There's probably some kind of joke to be made about the idea of a door-to-door Wikipedia salesman here... but I really can't be arsed to work one out. Which is why I'll never write for The
Now Show. *weeps onto blank page*
Quote: zooo @ January 28 2012, 2:56 PM GMTIs that the new Miss Marple?
Wouldn't that have just been fantastic though?
Quote: Renegade Carpark @ January 28 2012, 1:36 PM GMTThe rag and bone man.
I remember the Rag and Bone man when I was a kid. For years he used to ride around on a cart, being pulled by a miserable-looking little black pony. Then one day, when I was about 19, he stopped coming around, because some animal rights people had got into his yard at night and stolen/rescued the pony.

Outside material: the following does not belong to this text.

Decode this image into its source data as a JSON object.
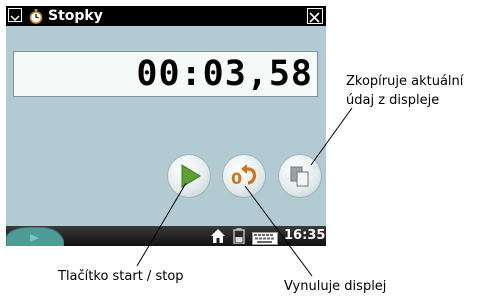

Quote: Tim Walker @ January 28 2012, 3:00 PM GMTThere's probably some kind of joke to be made about the idea of a door-to-door Wikipedia salesman here... but I really can't be arsed to work one out. Which iis why I'll never write for The
Now Show. *weeps onto blank page*
*sigh* must I do everything for you?
'Good morning, I'm a door to door Wikipedia salesman, can I come in and play with your kids?'
Quote: Renegade Carpark @ January 28 2012, 2:58 PM GMTYou just don't see that kind of overt racism much thesedays.
Yes, well Kipper steadfastly refuses to claim his posts are "ironic" in a bid to cover himself. Especially since he discovered that many of those BBC poofta comedians use irony.